Так все и случилось. Лаллок за меня десять тысяч мельдов заплатил и посулил еще две тысячи, если продаст меня больше чем за четырнадцать. Из этих двух тысяч мне пятьсот причитается. Это немного, конечно, но нам с тобой на первое время хватит. Главное – хорошенько их припрятать. Теперь ты понимаешь, из-за чего я так беспокоюсь? Мне свое достоинство никак нельзя ронять. Лаллок велел Мегдону меня из Теттита в Беклу отвезти, но этим мерзавцам все равно – ценный товар или дешевая подстилка. Так что пришлось свое положение с боем отвоевывать.
– А как же У-Зуно? – спросила Майя. – Ты с ним себя очень смирно держишь.
– Ну, с одуванчиками иначе нельзя. Себя я ему предложить не могу, а перечить ему – только врага наживать.
– А почему?
– Как это – почему? Ты что, не знаешь… – Тут Оккула пустилась в подробные объяснения.
Майя изумленно заахала и засыпала подругу вопросами.
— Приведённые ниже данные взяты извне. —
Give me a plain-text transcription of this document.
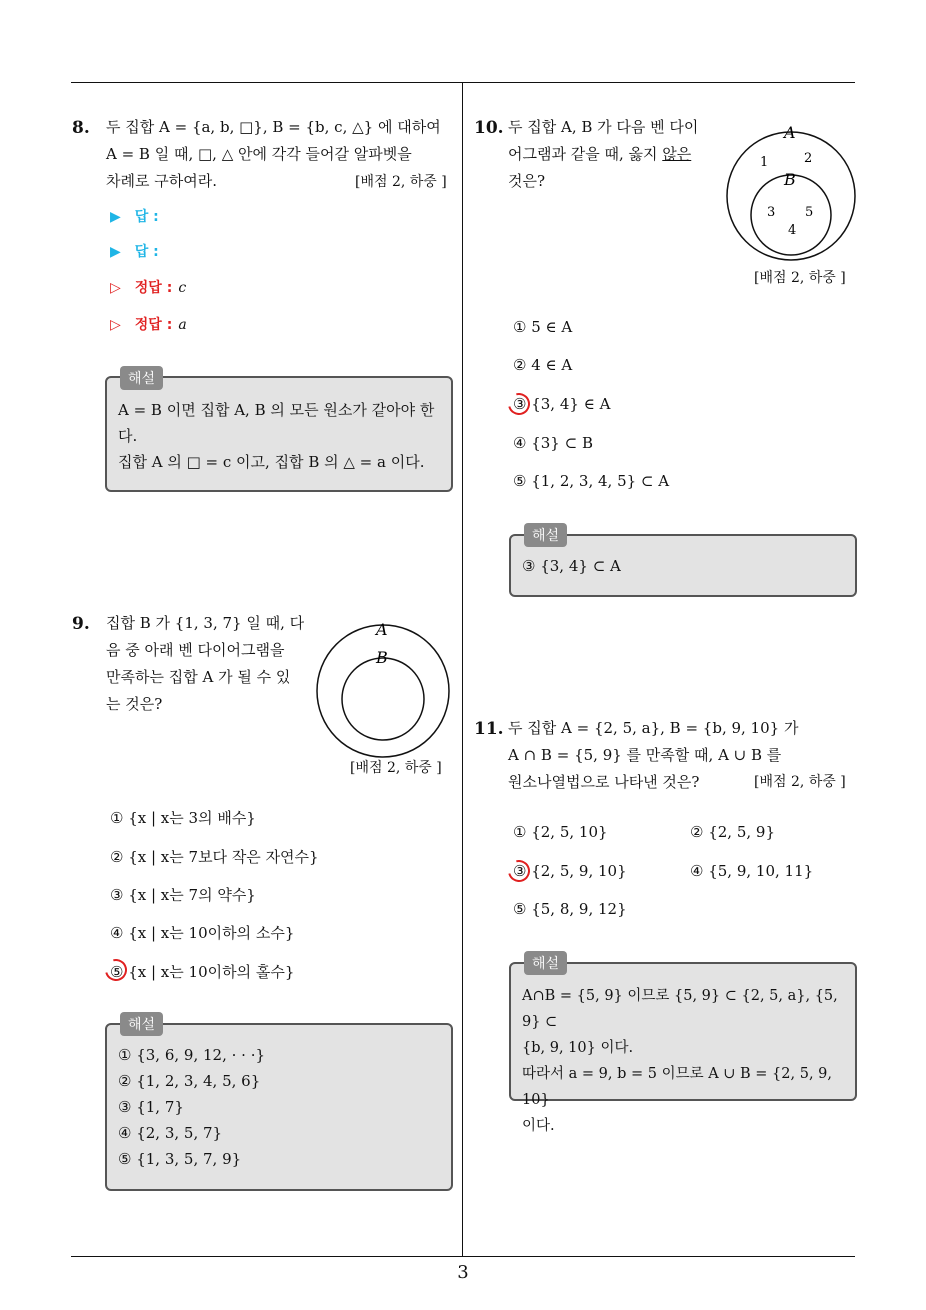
3
8. 두 집합 A = {a, b, □}, B = {b, c, △} 에 대하여

A = B 일 때, □, △ 안에 각각 들어갈 알파벳을

차례로 구하여라.	[배점 2, 하중 ]
▶ 답 :
▶ 답 :
▷ 정답 : c
▷ 정답 : a
해설

A = B 이면 집합 A, B 의 모든 원소가 같아야 한

다.

집합 A 의 □ = c 이고, 집합 B 의 △ = a 이다.

9. 집합 B 가 {1, 3, 7} 일 때, 다

음 중 아래 벤 다이어그램을

만족하는 집합 A 가 될 수 있

는 것은?

A
B
[배점 2, 하중 ]
① {x | x는 3의 배수}
② {x | x는 7보다 작은 자연수}
③ {x | x는 7의 약수}
④ {x | x는 10이하의 소수}
⑤ {x | x는 10이하의 홀수}
해설

① {3, 6, 9, 12, · · ·}

② {1, 2, 3, 4, 5, 6}

③ {1, 7}

④ {2, 3, 5, 7}

⑤ {1, 3, 5, 7, 9}

10. 두 집합 A, B 가 다음 벤 다이

어그램과 같을 때, 옳지 않은

것은?

A
B
1	2
3 5
4
[배점 2, 하중 ]
① 5 ∈ A
② 4 ∈ A
③ {3, 4} ∈ A
④ {3} ⊂ B
⑤ {1, 2, 3, 4, 5} ⊂ A
해설

③ {3, 4} ⊂ A

11. 두 집합 A = {2, 5, a}, B = {b, 9, 10} 가

A ∩ B = {5, 9} 를 만족할 때, A ∪ B 를

원소나열법으로 나타낸 것은?	[배점 2, 하중 ]
① {2, 5, 10}	② {2, 5, 9}
③ {2, 5, 9, 10}	④ {5, 9, 10, 11}
⑤ {5, 8, 9, 12}
해설

A∩B = {5, 9} 이므로 {5, 9} ⊂ {2, 5, a}, {5, 9} ⊂

{b, 9, 10} 이다.

따라서 a = 9, b = 5 이므로 A ∪ B = {2, 5, 9, 10}

이다.
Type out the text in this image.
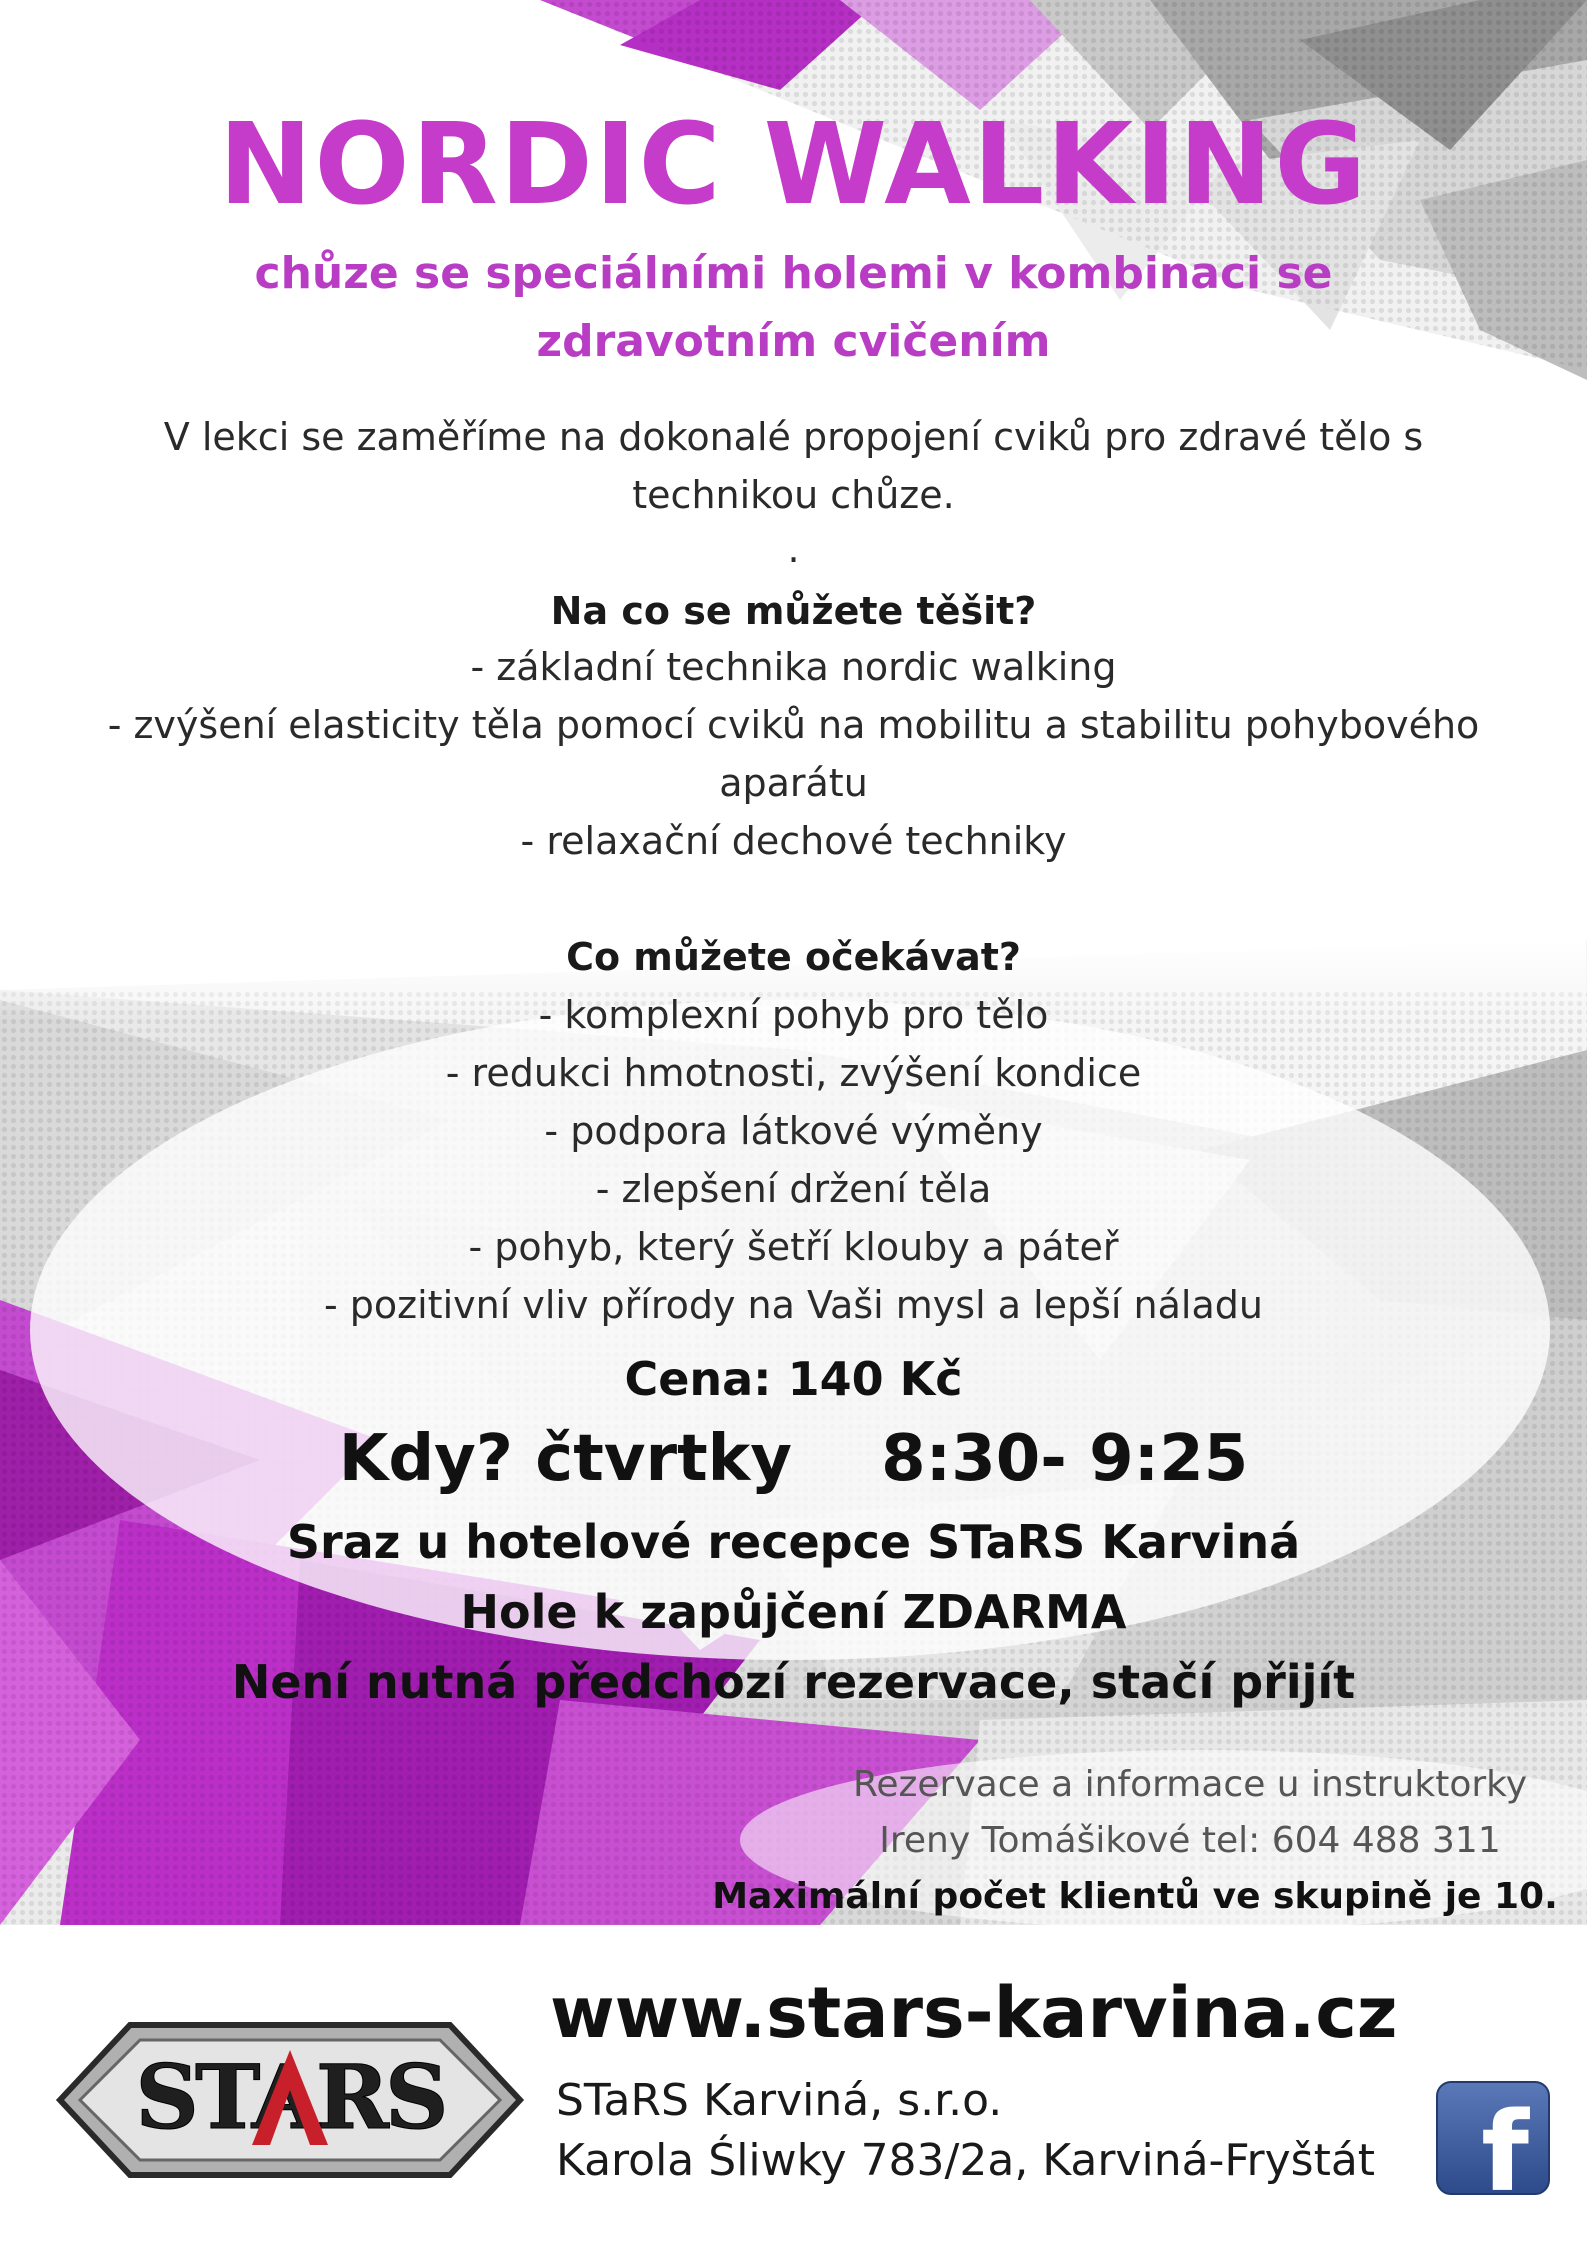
NORDIC WALKING
chůze se speciálními holemi v kombinaci se
zdravotním cvičením
V lekci se zaměříme na dokonalé propojení cviků pro zdravé tělo s
technikou chůze.
.
Na co se můžete těšit?
- základní technika nordic walking
- zvýšení elasticity těla pomocí cviků na mobilitu a stabilitu pohybového
aparátu
- relaxační dechové techniky
Co můžete očekávat?
- komplexní pohyb pro tělo
- redukci hmotnosti, zvýšení kondice
- podpora látkové výměny
- zlepšení držení těla
- pohyb, který šetří klouby a páteř
- pozitivní vliv přírody na Vaši mysl a lepší náladu
Cena: 140 Kč
Kdy? čtvrtky    8:30- 9:25
Sraz u hotelové recepce STaRS Karviná
Hole k zapůjčení ZDARMA
Není nutná předchozí rezervace, stačí přijít
Rezervace a informace u instruktorky
Ireny Tomášikové tel: 604 488 311
Maximální počet klientů ve skupině je 10.
STARS
www.stars-karvina.cz
STaRS Karviná, s.r.o.
Karola Śliwky 783/2a, Karviná-Fryštát f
– …так что ублажать его нам нечем, – вздохнула чернокожая девушка. – И никаким колдовством его не проймешь. Умен, паршивец, и дело свое знает. Высоко метит, далеко пойдет, помяни мои слова.
Девушки помолчали.
– Ты спишь? – тихонько спросила Оккула.
– Ага, – сонно пробормотала Майя.
– Ох, слышишь? Далеко-далеко…
– Что?
– Петухи кукарекают.
– Не-а, не слышу.
– Светает уже.
Майя протерла глаза и подбежала к окну. На востоке в безоблачном небе занималась заря. Издалека донесся петушиный крик. Майя поежилась от утренней прохлады, обхватила себя за плечи.
– Ну вот, новый день настал, – вздохнула Оккула. – Только двери еще долго не отопрут. Ложись-ка ты, банзи, я тебя утешу. Тебе понравится, не сомневайся.
11
В дороге
Великолепное одеяние Зуно, его властная сдержанность и четкие распоряжения привели к тому, что девушек немедленно окружили заботой, хотя жене трактирщика и пришлось превозмогать недовольство. Впрочем, винить ее было нельзя: Оккула из шалости попросила трактирщика – он сразу же согласился – помочь ей удалить соринку из глаза, а потом вытащить занозу из Майиной ноги. Надо ли говорить, что ни соринки, ни занозы не существовало? Как бы то ни было, девушкам дали отоспаться, и Зуно послал за ними только часа за три до полудня.
Зуно с котом путешествовали в екже – легкой повозке с плетеными стенками и матерчатым навесом, на двух высоких колесах. Оккула старательно изображала неведение, хотя прекрасно понимала важность того, что Лаллоку принадлежала и повозка, и впряженные в нее рабы-дильгайцы, которые по-беклански знали только приказы и всю дорогу негромко переговаривались на своем языке.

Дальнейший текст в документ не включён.